Further, while the description above refers to the invention, the description may include more than one invention.

Claims

1. A system for rendering three-dimensional graphics for display on a display using bins, the system comprising:

a graphics rendering engine configured to receive information representative of three-dimensional (3-D) objects in an object space and to render an image for display on the display, the graphics rendering engine comprising: a processor; a pixel shader configured to perform rendering operations; and a programmable vertex shader configured to perform rendering operations;

wherein the graphics rendering engine is configured to perform rendering operations and to compute locations of vertices of polygons corresponding to the 3-D objects.

2. The system of claim 1 wherein the programmable vertex shader is further configured to associate corresponding BinIDs with vertices of the polygons based on locations of the vertices.

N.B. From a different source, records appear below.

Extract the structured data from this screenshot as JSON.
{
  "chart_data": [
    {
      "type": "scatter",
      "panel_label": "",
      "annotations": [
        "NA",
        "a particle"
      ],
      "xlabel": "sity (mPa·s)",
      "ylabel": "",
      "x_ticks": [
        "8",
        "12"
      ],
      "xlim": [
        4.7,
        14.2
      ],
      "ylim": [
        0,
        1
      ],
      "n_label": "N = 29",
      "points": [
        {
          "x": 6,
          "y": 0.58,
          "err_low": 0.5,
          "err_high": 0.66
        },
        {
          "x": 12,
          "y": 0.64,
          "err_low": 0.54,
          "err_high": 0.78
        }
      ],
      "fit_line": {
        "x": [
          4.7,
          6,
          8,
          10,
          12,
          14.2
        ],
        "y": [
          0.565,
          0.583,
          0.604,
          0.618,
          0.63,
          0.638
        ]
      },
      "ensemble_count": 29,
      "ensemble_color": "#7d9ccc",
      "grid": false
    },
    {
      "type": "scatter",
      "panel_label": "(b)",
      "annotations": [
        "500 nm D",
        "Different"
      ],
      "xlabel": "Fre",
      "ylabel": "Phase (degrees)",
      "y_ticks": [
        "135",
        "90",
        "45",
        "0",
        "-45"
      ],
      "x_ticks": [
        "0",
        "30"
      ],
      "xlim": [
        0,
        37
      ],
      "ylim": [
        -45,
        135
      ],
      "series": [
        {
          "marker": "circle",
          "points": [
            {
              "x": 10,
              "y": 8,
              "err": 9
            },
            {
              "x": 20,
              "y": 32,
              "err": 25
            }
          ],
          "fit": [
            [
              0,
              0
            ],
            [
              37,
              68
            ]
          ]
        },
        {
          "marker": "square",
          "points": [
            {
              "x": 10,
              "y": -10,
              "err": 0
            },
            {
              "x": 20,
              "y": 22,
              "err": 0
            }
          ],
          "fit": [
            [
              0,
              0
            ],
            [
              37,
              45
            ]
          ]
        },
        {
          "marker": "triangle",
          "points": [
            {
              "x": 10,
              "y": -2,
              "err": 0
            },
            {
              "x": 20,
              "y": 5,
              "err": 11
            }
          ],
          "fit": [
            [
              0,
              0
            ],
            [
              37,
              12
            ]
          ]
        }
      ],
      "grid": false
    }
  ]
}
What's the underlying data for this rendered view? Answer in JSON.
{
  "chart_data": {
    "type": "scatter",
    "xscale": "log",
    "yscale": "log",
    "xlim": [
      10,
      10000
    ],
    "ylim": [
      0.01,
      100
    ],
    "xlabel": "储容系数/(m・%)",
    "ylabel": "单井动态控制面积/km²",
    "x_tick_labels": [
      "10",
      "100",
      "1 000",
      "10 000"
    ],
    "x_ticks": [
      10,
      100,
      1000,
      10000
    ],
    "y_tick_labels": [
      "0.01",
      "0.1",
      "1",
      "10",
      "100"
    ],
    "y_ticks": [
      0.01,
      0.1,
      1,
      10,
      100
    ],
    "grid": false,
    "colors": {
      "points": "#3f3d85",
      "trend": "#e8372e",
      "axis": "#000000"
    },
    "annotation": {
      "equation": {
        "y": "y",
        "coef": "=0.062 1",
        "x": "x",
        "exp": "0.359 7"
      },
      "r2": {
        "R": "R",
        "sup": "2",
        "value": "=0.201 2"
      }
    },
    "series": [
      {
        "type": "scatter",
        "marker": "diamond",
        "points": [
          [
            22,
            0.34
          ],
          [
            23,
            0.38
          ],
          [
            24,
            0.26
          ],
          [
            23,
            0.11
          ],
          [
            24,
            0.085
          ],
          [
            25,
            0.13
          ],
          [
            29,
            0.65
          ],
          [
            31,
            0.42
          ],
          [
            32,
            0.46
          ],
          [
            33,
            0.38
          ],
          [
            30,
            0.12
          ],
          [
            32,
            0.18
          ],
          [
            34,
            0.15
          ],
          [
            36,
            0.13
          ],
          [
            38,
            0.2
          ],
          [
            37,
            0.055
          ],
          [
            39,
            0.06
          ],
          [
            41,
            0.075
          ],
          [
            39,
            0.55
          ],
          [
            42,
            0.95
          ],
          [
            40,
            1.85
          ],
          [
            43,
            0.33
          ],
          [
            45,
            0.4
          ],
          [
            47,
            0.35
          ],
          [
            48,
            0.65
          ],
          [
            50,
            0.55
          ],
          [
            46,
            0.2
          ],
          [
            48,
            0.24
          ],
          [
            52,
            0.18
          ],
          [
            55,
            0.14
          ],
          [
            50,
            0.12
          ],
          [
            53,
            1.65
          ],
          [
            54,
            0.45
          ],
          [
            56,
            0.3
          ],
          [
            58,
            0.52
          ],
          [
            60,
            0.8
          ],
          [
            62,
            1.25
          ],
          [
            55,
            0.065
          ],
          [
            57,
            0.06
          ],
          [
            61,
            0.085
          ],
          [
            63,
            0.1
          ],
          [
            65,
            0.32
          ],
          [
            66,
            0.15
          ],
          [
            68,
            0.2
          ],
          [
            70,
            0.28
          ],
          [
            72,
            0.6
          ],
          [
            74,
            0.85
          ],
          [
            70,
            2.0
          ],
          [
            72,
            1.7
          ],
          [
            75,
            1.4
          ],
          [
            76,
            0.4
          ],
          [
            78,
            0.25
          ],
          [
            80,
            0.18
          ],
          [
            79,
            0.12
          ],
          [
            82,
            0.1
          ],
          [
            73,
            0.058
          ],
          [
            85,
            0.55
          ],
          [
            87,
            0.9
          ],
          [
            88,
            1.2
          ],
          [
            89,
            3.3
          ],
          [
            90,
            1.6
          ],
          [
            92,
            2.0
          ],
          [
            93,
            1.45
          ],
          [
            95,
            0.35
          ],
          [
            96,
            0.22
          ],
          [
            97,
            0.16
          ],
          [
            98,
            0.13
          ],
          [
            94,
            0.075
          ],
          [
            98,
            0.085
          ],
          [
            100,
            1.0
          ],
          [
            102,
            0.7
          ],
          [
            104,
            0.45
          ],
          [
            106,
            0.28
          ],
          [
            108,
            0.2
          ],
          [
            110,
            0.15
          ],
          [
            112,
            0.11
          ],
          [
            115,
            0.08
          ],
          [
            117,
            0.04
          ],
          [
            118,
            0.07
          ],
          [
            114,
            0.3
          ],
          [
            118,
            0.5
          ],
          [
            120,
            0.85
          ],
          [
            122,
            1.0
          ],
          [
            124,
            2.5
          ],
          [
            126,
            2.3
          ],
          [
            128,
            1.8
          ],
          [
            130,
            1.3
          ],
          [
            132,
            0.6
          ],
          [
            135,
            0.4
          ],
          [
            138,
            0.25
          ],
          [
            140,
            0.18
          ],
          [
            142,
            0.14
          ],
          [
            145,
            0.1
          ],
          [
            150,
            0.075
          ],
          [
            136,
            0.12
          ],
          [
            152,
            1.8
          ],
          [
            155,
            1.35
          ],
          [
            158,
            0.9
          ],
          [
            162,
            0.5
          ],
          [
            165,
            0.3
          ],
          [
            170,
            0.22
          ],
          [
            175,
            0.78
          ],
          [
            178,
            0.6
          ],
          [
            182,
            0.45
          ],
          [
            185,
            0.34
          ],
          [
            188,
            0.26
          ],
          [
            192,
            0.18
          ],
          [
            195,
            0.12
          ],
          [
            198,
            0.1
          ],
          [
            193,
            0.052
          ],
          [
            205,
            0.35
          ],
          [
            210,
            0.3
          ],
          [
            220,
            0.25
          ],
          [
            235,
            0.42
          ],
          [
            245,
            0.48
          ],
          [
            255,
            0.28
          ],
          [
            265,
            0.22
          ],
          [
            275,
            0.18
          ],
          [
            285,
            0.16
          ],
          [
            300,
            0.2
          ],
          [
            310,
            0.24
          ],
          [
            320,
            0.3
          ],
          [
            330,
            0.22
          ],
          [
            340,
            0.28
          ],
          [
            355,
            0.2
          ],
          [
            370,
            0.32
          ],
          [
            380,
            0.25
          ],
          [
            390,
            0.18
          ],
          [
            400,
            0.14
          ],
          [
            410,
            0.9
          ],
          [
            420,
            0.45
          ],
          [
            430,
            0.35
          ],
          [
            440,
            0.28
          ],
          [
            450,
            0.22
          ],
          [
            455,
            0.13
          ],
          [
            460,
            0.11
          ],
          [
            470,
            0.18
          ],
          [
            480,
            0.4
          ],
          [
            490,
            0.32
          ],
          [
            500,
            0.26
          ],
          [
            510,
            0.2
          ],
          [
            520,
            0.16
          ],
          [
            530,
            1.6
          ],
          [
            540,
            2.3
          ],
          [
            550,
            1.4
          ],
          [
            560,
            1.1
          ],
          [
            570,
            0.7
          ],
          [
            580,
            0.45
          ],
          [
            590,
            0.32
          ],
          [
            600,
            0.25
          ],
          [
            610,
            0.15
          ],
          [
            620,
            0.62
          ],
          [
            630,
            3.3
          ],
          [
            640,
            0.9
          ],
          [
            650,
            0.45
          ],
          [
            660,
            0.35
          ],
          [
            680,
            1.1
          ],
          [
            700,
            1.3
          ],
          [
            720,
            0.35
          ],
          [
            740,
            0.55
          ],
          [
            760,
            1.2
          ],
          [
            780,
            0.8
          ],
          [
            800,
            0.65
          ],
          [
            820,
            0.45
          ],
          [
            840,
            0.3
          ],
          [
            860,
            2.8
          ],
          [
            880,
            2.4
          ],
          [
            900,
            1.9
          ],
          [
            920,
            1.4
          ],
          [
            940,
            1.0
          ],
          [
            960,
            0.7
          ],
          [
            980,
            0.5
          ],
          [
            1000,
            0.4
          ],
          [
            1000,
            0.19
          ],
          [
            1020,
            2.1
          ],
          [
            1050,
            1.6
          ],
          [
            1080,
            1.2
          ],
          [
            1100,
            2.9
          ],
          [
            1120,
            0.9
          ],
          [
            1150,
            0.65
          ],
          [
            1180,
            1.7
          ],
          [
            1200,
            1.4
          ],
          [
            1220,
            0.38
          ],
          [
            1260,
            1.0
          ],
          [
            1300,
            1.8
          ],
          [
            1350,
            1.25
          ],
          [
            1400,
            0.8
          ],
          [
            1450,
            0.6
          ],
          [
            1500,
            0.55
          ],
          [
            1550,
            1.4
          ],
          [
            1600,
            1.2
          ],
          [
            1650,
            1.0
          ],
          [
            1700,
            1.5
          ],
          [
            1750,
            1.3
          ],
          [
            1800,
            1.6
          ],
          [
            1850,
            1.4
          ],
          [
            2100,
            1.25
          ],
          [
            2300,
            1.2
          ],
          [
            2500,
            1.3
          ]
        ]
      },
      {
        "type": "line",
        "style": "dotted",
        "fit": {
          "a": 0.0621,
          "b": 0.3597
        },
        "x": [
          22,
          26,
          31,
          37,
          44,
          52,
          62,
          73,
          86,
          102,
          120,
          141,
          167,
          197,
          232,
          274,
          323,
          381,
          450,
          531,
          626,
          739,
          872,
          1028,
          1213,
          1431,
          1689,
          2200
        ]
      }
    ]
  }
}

3. The system of claim 1 wherein the programmable vertex shader is configured to operate in a first state to compute a location of the vertices, and in a second state to render the image for display on the display.

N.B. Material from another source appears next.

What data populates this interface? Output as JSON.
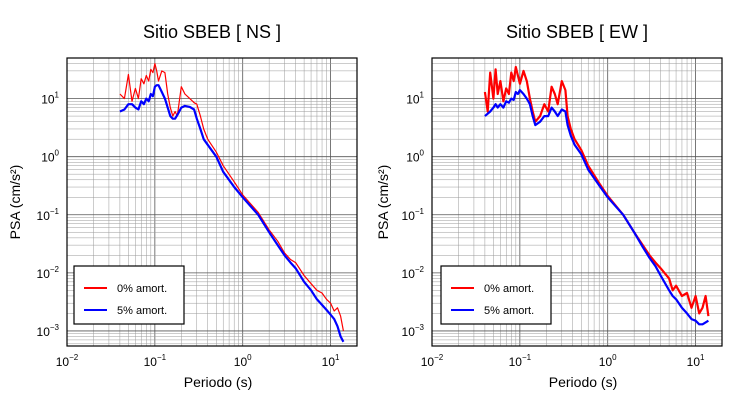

4. The system of claim 1 wherein the graphics rendering engine further comprises a memory, the programmable vertex shader being further configured to cause the BinID to be stored in the memory.

5. The system of claim 4 wherein the pixel shader is a programmable pixel shader, wherein the programmable vertex shader is configured to cause the pixel shader to store the BinIDs in the memory using point primitives.

6. The system of claim 2 wherein the programmable vertex shader is configured to convert the object space into a clip space.

7. The system of claim 1 wherein the pixel shader and the programmable vertex shader are implemented using a single unified shader.

8. The system of claim 1 wherein the processor is configured to convert bin coordinates into a BinID.

9. A method for rendering three-dimensional graphics using bins, the method comprising:

receiving, at a programmable vertex shader, information representative of 3-D objects in an object space;

converting the information representative of objects in an object space into information representative of the objects in a clip space;

computing locations of vertices of polygons corresponding to the 3-D objects using the vertex shader;

performing a first rendering operation using the programmable vertex shader; and

performing a second rendering operation using a pixel shader.

10. The method of claim 9 further comprising associating corresponding BinIDs with vertices of the polygons, using the programmable vertex shader, based on locations of the vertices.

11. The method of claim 10 further comprising storing the BinIDs in a memory.

12. The method of claim 11 wherein storing the BinIDs comprises causing a pixel shader to send point primitives towards the memory for storage.

13. The method of claim 11 wherein performing the first rendering operations using the programmable vertex shader includes performing the first rendering operation using a unified shader.

14. The method of claim 11 wherein performing the second rendering operation includes performing the second rendering operation using a unified shader.

15. The method of claim 13 wherein performing the second rendering operation includes performing the second rendering operation using a unified shader.

16. The method of claim 9 further comprising converting bin coordinates into a BinID.